Kale didn’t look away. Whatever she needed to say, she was entitled to say it.
Her face scrunched in disbelief. “She’s back a couple months and that’s it? Seriously?”
With a rush of sadness he thought back to those early days with Vivienne, when she’d helped him pull out of an alcohol-fueled haze of loneliness. He was grateful to her for that, and for giving him Luke. He wished he could explain it all to her, why Sunday left. But it didn’t matter, it wouldn’t change anything. He shook his head. “This isn’t about her—”
“Bullshit.”
He stopped.
She drummed her fingernail
s on the table, considered her next words. Then her fingers slowed and stopped. “The postcard I found that day in the desk. She’s not the one who kept it all these years, is she?”
He didn’t respond. He didn’t want to lie to her.
“Un-fucking-believable.” Her laugh was riddled with scorn. “You know she’s just going to hurt you again, right? It’s in their blood, Kale.”
He thought about pointing out that, Sunday aside, they just didn’t want the same things. But the blaze in her eyes said he’d only be feeding her fire. So, instead, he said, “I’m sorry. I never wanted to hurt you.” As true as those words were, he could hear how hollow they sounded.
“Whatever.” She waved off his pathetic platitude. “I can do a lot better than this.”
“I know you can.”
“Luke’s staying with me. And we’re still moving to Manor Hills.” She arched her eyebrows, daring him to challenge, even though she had to know that was unrealistic now.
“We’ll have to figure all that out. I’ll do whatever I can to help you get what you want—”
“Don’t pretend to give a shit about what I want.” She started yanking the house listings into a pile. “I don’t care what your plan is, I’m selling this house.”
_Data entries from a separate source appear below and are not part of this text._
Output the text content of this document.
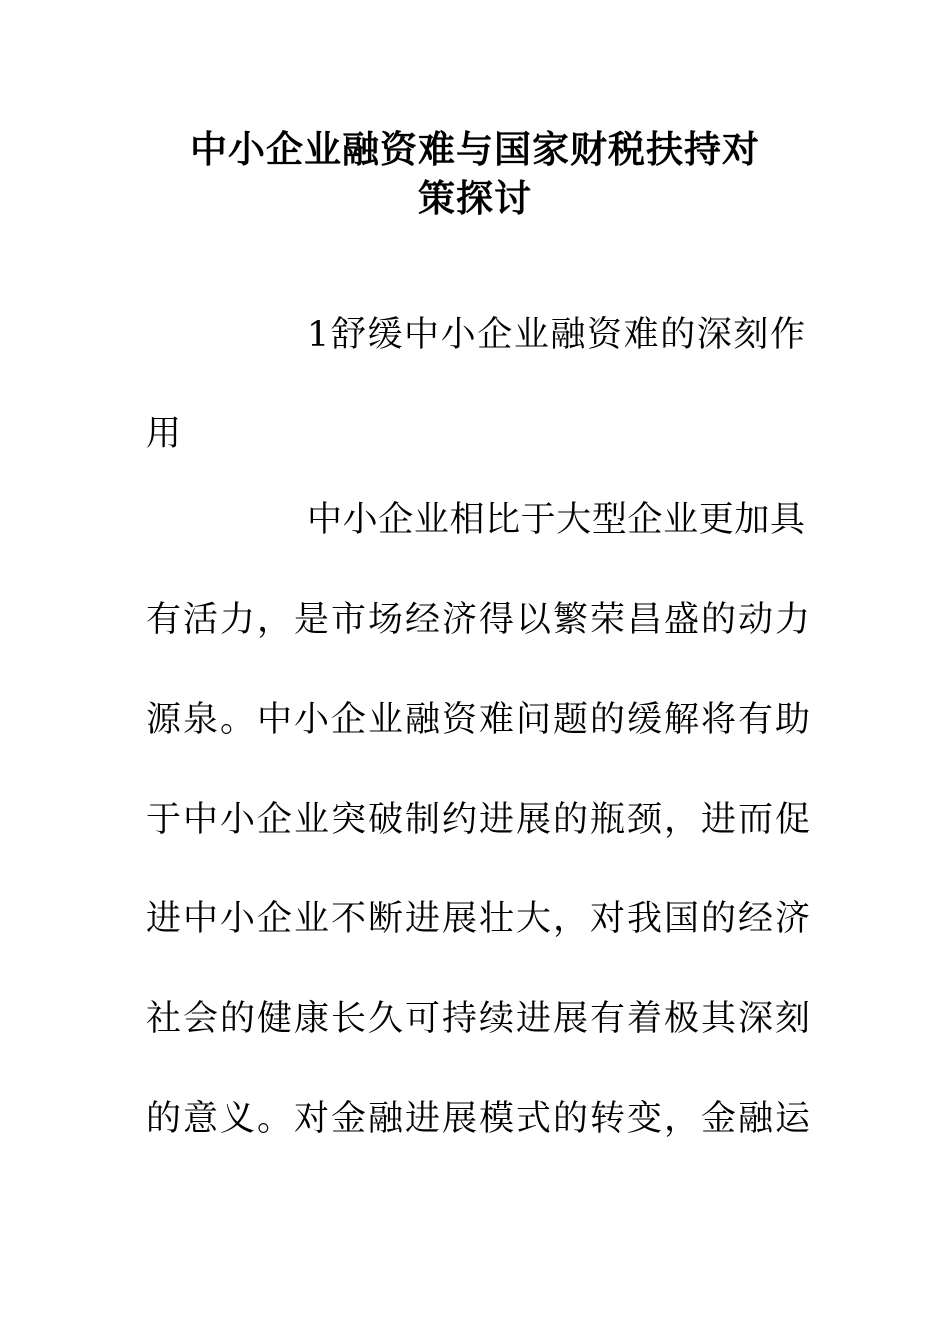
中小企业融资难与国家财税扶持对
策探讨
1舒缓中小企业融资难的深刻作
用
中小企业相比于大型企业更加具
有活力，是市场经济得以繁荣昌盛的动力
源泉。中小企业融资难问题的缓解将有助
于中小企业突破制约进展的瓶颈，进而促
进中小企业不断进展壮大，对我国的经济
社会的健康长久可持续进展有着极其深刻
的意义。对金融进展模式的转变，金融运
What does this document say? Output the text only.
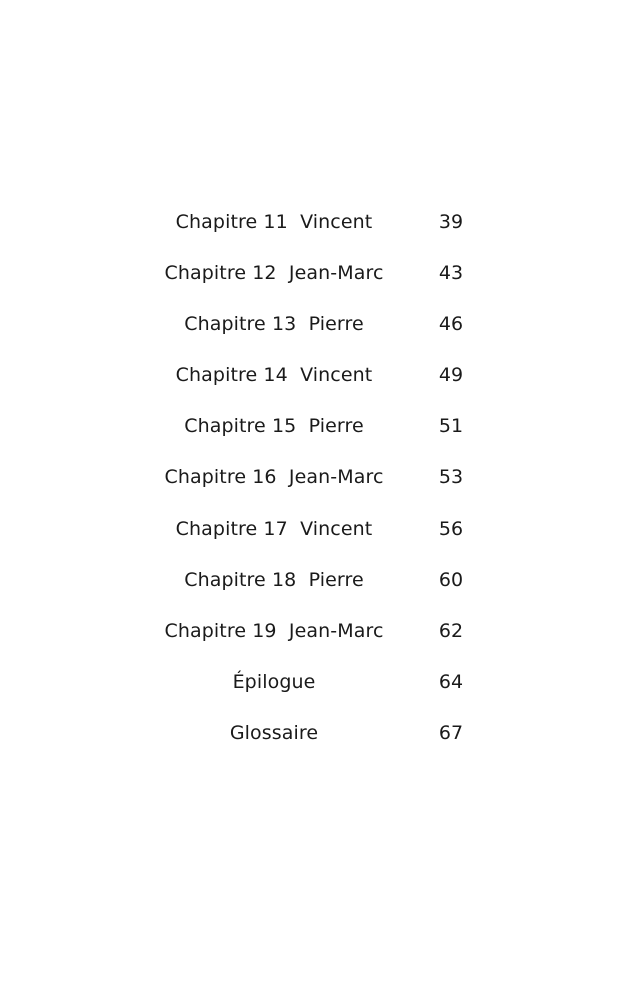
Chapitre 11  Vincent	39
Chapitre 12  Jean-Marc	43
Chapitre 13  Pierre	46
Chapitre 14  Vincent	49
Chapitre 15  Pierre	51
Chapitre 16  Jean-Marc	53
Chapitre 17  Vincent	56
Chapitre 18  Pierre	60
Chapitre 19  Jean-Marc	62
Épilogue	64
Glossaire	67
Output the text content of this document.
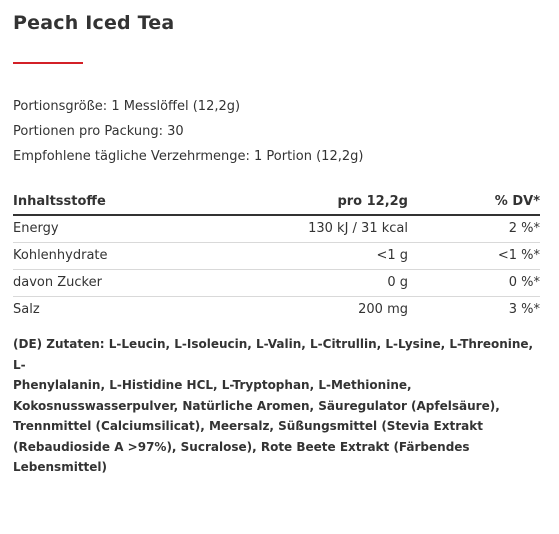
Peach Iced Tea
Portionsgröße: 1 Messlöffel (12,2g)
Portionen pro Packung: 30
Empfohlene tägliche Verzehrmenge: 1 Portion (12,2g)
Inhaltsstoffe	pro 12,2g	% DV*
Energy	130 kJ / 31 kcal	2 %*
Kohlenhydrate	<1 g	<1 %*
davon Zucker	0 g	0 %*
Salz	200 mg	3 %*
(DE) Zutaten: L-Leucin, L-Isoleucin, L-Valin, L-Citrullin, L-Lysine, L-Threonine, L-
Phenylalanin, L-Histidine HCL, L-Tryptophan, L-Methionine,
Kokosnusswasserpulver, Natürliche Aromen, Säuregulator (Apfelsäure),
Trennmittel (Calciumsilicat), Meersalz, Süßungsmittel (Stevia Extrakt
(Rebaudioside A >97%), Sucralose), Rote Beete Extrakt (Färbendes
Lebensmittel)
“This house is half yours. We can sell it if you want.” He debated for a moment, but this was all about telling the truth. “You need to know I took out a small equity loan on it. Twenty thousand.”
“What? Why did you … Wait. Don’t tell me. You did it for them.”
“It’s my problem, it’ll come out of my share.”
“Yeah, well, you might as well hand over the rest of your share too because I’m going to need other help.” She crossed her arms and flung one leg over the other. “Child support, money for groceries and bills. Even after I’m full time in the fall.”
He leaned toward her on the table. “I promise I will not leave you in the lurch.” In that moment he didn’t care if he ended up sleeping on a cot in the office at the pub. “We’ll work together to make sure you and Luke are taken care of.”